Ethically I'm slightly resentful towards casinos for what they did. I was only 18 at the time, still in high school, clearly a problem gambler, chasing losses, tilted, there's just no regulation. Nothing will change until the government intervenes and stops these casino gangsters essentially committing fraud against the population. But it'll require a fundamental shift in the power structure in society between companies and people. There's a lot of bad things happening in the world, a lot of ugly industries, tobacco, alcohol, meat, casinos are still going to be able to steal money off people for a lot longer. And some people have lost everything, houses, contact with family, from gambling, I haven't at all so I can't feel sorry for myself.

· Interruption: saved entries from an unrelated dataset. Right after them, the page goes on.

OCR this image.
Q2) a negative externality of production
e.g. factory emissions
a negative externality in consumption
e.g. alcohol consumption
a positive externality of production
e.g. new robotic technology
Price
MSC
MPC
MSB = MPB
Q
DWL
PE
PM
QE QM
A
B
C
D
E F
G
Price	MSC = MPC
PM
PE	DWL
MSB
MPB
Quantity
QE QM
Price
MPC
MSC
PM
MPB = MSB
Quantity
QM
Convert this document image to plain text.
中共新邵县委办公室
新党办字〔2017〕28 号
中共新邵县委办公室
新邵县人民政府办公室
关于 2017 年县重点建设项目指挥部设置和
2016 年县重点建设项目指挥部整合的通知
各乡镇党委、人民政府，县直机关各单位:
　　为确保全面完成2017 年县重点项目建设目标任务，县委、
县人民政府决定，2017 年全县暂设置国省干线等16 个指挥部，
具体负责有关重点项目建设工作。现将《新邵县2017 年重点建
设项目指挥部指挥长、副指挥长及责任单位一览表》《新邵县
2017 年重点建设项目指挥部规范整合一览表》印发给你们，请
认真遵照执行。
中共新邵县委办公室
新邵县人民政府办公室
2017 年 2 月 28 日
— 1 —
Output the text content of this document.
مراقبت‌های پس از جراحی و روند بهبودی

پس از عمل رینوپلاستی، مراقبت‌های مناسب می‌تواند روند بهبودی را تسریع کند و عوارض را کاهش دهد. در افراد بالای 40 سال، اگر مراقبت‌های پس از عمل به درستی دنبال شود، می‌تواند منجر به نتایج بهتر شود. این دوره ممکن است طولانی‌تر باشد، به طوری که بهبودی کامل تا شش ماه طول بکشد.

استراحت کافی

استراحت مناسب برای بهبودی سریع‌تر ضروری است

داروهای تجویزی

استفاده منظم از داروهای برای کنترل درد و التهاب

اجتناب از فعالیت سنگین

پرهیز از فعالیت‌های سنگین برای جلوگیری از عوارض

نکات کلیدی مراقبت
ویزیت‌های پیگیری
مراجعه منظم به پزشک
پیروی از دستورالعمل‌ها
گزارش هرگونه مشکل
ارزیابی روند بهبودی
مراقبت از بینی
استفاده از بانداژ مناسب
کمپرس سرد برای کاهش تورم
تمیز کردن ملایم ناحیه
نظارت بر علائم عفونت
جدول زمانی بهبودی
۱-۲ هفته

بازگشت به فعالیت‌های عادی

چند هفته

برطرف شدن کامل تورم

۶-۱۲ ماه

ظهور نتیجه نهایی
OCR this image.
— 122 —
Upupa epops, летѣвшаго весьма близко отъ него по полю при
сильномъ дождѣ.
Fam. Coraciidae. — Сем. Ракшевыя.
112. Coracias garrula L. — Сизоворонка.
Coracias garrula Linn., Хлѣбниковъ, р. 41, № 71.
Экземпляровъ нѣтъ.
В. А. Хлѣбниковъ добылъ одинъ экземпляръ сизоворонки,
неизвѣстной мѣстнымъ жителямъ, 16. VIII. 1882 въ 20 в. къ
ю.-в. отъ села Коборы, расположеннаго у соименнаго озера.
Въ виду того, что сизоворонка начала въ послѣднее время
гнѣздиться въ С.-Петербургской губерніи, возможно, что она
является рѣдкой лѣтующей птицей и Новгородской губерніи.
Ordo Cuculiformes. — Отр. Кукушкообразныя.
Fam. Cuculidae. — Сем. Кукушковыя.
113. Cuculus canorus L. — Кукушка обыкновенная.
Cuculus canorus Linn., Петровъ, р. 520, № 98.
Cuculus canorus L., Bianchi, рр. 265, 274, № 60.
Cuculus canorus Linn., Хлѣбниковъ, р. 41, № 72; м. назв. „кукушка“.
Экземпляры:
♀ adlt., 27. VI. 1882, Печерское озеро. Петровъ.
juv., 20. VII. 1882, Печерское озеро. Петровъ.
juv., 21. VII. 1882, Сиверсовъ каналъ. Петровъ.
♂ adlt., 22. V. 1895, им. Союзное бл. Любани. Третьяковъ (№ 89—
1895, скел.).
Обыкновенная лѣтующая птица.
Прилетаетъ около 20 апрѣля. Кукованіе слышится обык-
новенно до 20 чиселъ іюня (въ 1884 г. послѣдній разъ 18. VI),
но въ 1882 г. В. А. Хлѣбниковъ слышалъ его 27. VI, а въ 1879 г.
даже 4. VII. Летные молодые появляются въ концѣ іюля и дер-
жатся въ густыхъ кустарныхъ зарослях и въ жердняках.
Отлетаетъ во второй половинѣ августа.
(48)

Anyway my question is this, what sort of data do casinos keep on people. I was told that when i was playing 5k a hand, I'd have had 3 people watching me from 'upstairs'. Do they keep records of every single wager you place in each box, whether it wins or not, or would they just keep record of more broad numbers like the total amount you withdrew and cashed in, and the total amount you cashed out. I'd quite like to see the casino (empire London's) record on me. I think back, the pit bosses, the dealers, the managers, those are the faces I remember from those dark experiences, but in reality the person who profited from me is a shareholder. I know the owner of a large online betting site, they offer roulette, blackjack etc. He's a really nice guy, I think he's completely ignorant to the misery online casinos, slot games etc actually cause. I spoke to him about a few times, he always comes up with the ridiculous lines 'Problem gamblers aren't profitable for the industry'. 'People have fun on our sites.' He isn't exposed to the reality of what's going on, he just attends board meetings in nice offices. he doesn't see people blowing their weekly income, the suicides, the relationship break ups. I won't name him but he lives very close to me, a lovely family guy, not some mafia gangster.